Сочинения в трех томах. Том 1 - Майн Рид
— Царица должна быть нам возвращена: она — наша, мы ее требуем!
Тщетно Сэгин выставлял свои отцовские права, тщетно объяснял им время и подробности похищения его ребенка, навагой упорно продолжали кричать:
— Это наша Царица, отдай ее нам!
С трогательным и убедительным красноречием Сэгин стал объяснять старому вождю, дочь которого находилась в одинаковом с Аделью положении, свои права на найденную дочь, молодые воины отвечали на его горячую речь насмешками. Один прямо сказал: «Белый вождь бредит». Индейцы заявили, что не согласны ни на какие условия обмена, если им не будет возвращена Царица. Ясно было, что суеверные индейцы придавали какое-то таинственное значение обладанию Царицей тайн. Даже между нею и Дакомой выбор был у них заранее решен. Требование свое они предъявили в такой дерзкой форме, что охотники чуяли приближение роковой развязки.

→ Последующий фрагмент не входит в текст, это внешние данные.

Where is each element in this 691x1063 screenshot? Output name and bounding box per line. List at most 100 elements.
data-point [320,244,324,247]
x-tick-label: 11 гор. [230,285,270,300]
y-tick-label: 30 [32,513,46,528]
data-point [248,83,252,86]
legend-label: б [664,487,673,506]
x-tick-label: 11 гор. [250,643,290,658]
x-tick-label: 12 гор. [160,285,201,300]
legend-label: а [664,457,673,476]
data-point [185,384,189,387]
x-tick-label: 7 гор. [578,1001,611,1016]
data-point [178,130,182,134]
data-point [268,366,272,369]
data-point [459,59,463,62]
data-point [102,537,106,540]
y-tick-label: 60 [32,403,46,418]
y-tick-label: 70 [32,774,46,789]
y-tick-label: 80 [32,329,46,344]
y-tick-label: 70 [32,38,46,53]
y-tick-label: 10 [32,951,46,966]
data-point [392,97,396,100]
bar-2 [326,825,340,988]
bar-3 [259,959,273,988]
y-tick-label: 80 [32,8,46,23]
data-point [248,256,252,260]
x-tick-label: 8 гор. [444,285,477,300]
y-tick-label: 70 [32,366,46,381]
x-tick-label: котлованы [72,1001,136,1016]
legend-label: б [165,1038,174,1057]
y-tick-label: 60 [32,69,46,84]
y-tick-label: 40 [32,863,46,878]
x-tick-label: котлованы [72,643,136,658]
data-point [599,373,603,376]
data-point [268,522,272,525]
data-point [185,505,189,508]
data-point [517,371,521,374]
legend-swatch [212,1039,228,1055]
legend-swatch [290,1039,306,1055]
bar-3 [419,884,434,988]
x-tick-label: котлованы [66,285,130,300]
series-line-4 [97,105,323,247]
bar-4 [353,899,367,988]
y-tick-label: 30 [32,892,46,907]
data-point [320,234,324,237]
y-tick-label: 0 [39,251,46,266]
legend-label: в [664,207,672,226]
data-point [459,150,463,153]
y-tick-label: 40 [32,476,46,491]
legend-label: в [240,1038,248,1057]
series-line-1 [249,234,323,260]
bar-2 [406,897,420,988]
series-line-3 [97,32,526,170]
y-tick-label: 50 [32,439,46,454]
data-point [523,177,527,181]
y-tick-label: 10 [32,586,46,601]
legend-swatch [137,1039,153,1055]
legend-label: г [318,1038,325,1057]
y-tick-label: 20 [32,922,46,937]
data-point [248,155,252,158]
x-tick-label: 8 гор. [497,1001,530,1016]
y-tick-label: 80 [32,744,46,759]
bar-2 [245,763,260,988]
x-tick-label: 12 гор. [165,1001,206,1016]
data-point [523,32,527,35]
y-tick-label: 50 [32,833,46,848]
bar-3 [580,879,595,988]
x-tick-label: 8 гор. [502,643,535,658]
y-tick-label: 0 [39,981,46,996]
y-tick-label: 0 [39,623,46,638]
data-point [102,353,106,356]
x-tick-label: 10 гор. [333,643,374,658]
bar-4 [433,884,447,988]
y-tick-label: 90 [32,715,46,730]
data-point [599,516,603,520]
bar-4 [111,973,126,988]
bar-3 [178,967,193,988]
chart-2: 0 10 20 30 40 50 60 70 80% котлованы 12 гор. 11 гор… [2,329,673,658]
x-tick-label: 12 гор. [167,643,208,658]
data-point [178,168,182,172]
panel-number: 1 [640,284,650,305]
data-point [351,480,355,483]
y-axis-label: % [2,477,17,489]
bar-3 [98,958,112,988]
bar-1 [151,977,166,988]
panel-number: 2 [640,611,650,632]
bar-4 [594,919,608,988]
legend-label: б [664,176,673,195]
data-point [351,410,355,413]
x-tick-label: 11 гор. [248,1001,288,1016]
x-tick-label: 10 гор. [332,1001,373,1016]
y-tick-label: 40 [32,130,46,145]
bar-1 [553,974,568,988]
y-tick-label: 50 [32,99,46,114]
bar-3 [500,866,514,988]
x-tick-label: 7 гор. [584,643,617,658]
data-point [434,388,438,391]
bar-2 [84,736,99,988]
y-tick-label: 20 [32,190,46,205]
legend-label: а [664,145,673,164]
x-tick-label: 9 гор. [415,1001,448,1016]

Винтовок не было, а их только и боялись краснокожие. При данных условиях сражения они не сомневались в победе.
Да и охотники, со своей стороны, горели нетерпением схватиться врукопашную: они тоже были уверены в успехе и ждали только знака своего вождя. Сэгин повернулся к ним, но, против их ожидания, с убеждением вооружиться хладнокровием и терпением. Затем, закрыв лицо руками, погрузился в размышление.
— Братья, — сказал наконец Сэгин после некоторого молчания, — вы отказываетесь верить, что я отец вашей королевы. Две из ваших пленниц — ее мать и сестра. Если вы искренни в своих уверениях, то не можете не принять моего предложения. Приведите этих двух пленниц, и я прикажу привести молодую Царицу. Если она не признает своей матери и сестры, то вольна будет вернуться к навагоям.
Охотники были изумлены, услыхав речь капитана; ведь они были свидетелями того, как все усилия Сэгина заставить узнать себя разбивались о холодную отчужденность дочери, и потому не понимали, на что рассчитывает он, предлагая такой опыт.
Генрих после некоторого размышления понял, что Сэгина на эту меру могли подвигнуть лишь горькие, хотя и основательные, соображения. Очевидно, он сознал, что возвращение Царицы — такое неизменное условие, без которого никакой размен состояться не может, иначе жена и дочь его будут уведены в плен, где их ожидает страшная участь, тогда как Царицу ожидает восторженная встреча со стороны навагоев. Он жертвовал одной для спасения двух.
Но у Сэгина сверх того была и другая тайная мысль. Он надеялся, что раз жена и Зоя будут подле него, то достаточно минутной свалки, чтобы завладеть дорогими пленницами, может быть, даже не отдавая Адели, — попытка рискованная, вызванная безвыходностью положения. Сэгин не замедлил сообщить этот план своим товарищам, внушая им прежде всего благоразумие и хладнокровие.
Индейцы, выслушав предложение, отошли в глубь хижины для совещания. По выражению их лиц видно было, что они не прочь его принять. Они еще раньше знаками переговаривались с Царицей, стоявшей на берегу; должно быть, она сообщила им об ожидаемом прибытии отряда Дакомы. Чтобы выиграть время, лукавые навагой целый час употребили на совещание и наконец объявили, что принимают предложение.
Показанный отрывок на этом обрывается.